Some firms also noted that forthcoming increases in employers' National Insurance contributions had encouraged cutbacks to working hours and longer-term efforts to restructure workforces.

Furthermore, rising salary payments and elevated domestic inflationary pressures continued to push up cost burdens across the private sector in December.

Overall, the rate of input price inflation accelerated for the second month running, reaching its strongest level since April. Manufacturers recorded the steepest rise in purchasing prices since January 2023.

The Bank of England will be concerned that these increased costs will be passed on to consumers via higher charging higher prices.

This can limit the extent to which the Bank can cut interest rates in the coming months, which can mean the Pound-Euro rate will stay elevated, as the UK's interest rates will remain elevated compared to those of the Eurozone.

Average prices charged by the UK's private sector firms increased at the steepest pace for nine months, led by a robust and accelerated rise in the service economy.

The Bank of England is particularly concerned about services sector inflation. It judges that headline inflation won't return to the 2.0% target until prices charged by the services sector retreat.
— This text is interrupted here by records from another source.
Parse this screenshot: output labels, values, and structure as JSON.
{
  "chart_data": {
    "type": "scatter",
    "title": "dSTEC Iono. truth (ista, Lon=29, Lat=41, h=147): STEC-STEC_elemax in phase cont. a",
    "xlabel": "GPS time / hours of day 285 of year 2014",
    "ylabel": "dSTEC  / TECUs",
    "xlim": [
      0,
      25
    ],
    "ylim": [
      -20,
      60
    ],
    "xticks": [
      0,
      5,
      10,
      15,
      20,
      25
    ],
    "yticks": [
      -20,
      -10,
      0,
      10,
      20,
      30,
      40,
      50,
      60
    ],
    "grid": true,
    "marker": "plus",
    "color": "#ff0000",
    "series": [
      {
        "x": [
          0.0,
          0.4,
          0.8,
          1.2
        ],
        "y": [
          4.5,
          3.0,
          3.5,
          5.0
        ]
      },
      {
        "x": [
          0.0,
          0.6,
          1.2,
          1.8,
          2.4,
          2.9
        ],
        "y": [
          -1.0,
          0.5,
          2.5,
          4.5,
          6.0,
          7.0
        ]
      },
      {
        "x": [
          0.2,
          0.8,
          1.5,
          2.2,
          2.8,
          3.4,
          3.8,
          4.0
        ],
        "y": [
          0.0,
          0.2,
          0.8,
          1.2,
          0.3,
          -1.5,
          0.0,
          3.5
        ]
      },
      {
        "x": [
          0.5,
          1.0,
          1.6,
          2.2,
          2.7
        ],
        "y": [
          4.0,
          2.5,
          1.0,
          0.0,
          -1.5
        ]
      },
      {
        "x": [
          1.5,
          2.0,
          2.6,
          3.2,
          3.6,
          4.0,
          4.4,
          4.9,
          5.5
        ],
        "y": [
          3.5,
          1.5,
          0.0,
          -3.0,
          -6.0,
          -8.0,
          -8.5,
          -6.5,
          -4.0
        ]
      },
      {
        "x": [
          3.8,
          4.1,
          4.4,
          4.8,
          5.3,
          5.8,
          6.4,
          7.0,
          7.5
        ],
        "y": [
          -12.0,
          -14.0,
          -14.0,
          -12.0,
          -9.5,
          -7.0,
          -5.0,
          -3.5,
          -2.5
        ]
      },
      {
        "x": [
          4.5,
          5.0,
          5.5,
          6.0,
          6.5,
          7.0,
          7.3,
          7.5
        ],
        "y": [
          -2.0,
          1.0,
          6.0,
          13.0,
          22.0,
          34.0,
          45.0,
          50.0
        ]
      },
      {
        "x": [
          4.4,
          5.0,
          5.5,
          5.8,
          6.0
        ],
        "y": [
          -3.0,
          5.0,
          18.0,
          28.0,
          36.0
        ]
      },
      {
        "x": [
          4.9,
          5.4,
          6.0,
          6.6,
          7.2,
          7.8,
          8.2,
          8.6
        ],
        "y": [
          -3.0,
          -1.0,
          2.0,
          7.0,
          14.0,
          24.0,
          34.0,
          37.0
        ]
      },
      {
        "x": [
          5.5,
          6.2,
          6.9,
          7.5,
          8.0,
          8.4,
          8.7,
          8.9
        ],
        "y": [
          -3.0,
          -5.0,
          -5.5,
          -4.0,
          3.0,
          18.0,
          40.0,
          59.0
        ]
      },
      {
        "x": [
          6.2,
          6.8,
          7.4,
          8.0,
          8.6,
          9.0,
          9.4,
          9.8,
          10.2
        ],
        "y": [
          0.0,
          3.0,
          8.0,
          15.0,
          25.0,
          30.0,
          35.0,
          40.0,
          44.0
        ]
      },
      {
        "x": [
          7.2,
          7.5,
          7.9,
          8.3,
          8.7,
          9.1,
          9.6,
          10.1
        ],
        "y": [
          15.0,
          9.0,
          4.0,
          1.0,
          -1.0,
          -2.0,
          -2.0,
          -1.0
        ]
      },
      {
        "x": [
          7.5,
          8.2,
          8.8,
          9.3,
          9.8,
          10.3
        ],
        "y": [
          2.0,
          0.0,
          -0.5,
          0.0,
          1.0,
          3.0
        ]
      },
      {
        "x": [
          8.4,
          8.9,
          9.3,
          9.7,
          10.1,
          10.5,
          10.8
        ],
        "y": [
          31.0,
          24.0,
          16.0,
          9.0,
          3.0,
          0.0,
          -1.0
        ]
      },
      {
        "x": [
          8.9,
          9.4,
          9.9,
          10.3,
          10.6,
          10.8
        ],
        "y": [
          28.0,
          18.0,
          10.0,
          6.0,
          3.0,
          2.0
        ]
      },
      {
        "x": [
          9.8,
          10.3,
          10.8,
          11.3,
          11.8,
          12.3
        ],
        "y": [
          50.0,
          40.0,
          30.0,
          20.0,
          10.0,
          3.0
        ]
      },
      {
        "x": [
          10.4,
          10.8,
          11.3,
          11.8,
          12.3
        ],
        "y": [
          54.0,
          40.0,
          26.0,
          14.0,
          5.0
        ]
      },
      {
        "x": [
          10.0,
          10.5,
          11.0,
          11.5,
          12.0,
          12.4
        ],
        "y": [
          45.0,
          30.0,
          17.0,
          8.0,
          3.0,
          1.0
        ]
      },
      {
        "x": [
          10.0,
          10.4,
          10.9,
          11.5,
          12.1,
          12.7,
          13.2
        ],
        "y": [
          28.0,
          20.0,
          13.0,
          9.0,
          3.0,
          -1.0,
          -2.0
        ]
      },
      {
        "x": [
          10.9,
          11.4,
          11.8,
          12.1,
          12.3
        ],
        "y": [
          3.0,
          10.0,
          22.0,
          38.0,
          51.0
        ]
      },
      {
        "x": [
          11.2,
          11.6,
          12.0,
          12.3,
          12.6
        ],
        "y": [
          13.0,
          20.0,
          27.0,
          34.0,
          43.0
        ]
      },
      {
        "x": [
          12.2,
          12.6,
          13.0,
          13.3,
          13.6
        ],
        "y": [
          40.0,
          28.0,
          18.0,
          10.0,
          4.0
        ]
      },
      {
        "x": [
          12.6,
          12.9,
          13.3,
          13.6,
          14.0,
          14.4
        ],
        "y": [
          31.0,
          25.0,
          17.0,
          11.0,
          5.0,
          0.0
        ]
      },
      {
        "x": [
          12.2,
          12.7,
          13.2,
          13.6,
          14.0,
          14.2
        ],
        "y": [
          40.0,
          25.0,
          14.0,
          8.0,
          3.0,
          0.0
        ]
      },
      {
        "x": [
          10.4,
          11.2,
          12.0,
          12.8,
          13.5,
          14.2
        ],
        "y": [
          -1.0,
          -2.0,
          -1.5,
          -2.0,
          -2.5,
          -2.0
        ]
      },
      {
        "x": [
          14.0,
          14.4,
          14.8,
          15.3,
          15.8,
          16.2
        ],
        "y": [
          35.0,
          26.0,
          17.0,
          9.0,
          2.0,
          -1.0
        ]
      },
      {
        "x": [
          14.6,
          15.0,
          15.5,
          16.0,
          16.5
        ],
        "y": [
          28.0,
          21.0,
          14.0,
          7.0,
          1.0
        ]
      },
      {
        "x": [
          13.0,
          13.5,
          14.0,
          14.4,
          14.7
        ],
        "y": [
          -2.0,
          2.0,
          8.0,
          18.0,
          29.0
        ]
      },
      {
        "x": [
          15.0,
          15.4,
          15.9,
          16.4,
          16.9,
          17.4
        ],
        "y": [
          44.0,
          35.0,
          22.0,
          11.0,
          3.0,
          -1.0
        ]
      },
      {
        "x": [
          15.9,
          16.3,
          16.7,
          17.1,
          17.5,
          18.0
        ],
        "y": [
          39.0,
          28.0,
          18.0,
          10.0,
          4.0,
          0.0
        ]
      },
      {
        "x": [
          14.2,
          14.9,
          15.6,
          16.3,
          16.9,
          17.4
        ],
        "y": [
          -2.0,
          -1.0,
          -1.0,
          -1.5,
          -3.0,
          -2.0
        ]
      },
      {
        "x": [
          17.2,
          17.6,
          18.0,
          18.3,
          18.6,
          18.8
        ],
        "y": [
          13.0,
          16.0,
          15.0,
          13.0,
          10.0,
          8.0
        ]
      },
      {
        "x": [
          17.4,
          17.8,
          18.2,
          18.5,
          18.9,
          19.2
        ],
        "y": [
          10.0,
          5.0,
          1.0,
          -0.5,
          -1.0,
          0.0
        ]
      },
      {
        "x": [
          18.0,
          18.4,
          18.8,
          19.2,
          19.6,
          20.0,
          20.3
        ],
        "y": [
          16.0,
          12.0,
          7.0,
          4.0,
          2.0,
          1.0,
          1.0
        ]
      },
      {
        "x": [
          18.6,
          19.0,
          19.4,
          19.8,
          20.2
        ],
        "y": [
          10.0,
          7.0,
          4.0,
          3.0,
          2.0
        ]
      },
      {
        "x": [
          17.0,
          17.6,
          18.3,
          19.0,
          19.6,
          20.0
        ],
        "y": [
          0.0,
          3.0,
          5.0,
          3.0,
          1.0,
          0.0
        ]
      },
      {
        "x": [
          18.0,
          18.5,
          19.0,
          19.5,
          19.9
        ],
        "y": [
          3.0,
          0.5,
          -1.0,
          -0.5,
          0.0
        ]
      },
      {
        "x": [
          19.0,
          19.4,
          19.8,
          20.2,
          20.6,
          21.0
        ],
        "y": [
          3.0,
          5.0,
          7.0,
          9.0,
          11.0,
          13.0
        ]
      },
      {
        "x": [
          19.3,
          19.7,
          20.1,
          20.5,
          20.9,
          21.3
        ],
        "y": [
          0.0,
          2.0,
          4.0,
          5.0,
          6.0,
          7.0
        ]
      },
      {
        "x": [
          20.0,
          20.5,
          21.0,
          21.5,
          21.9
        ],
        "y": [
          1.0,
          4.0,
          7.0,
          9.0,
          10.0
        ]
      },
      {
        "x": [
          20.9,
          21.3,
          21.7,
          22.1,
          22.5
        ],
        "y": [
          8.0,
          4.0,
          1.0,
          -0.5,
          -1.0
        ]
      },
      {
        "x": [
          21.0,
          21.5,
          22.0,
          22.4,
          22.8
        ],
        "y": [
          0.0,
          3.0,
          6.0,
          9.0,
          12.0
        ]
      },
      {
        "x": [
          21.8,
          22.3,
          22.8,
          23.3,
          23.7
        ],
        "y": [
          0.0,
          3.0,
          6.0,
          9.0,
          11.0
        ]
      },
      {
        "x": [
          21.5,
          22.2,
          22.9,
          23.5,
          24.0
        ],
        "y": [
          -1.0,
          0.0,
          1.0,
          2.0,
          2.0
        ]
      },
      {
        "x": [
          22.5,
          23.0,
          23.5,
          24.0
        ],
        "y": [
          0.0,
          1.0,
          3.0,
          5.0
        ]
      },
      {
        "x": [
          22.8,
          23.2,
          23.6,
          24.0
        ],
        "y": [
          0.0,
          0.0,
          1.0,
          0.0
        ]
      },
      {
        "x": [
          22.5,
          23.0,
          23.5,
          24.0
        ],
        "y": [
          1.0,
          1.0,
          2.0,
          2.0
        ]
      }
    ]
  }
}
Survey respondents said they needed to raise prices to alleviate pressure on margins from higher salary payments, general business overheads, and higher fuel and raw material prices.

Chancellor Reeves will be concerned that the report revealed business activity expectations for the year ahead moderated for the fifth successive month in December; the latest survey pointed to the lowest degree of business optimism since December 2022, largely due to an ongoing slide in service sector confidence.

Service providers widely commented on rising costs due to increased employers’ National Insurance contributions and a subsequent need to adopt a more cautious approach to business expansion plans.

Although the report's details are downbeat, the Pound has risen against the Euro. This says more about the economic malaise in the Eurozone, where December PMIs confirmed the bloc's economy is in a worse position than that of the UK.

The Eurozone's Composite PMI read at 49.5, which is consistent with economic contraction.

S&P Global says output was scaled back amid sustained reductions in new orders, and the pace of job cuts was the fastest in four years as companies responded to a drop in workloads by lowering their staffing levels.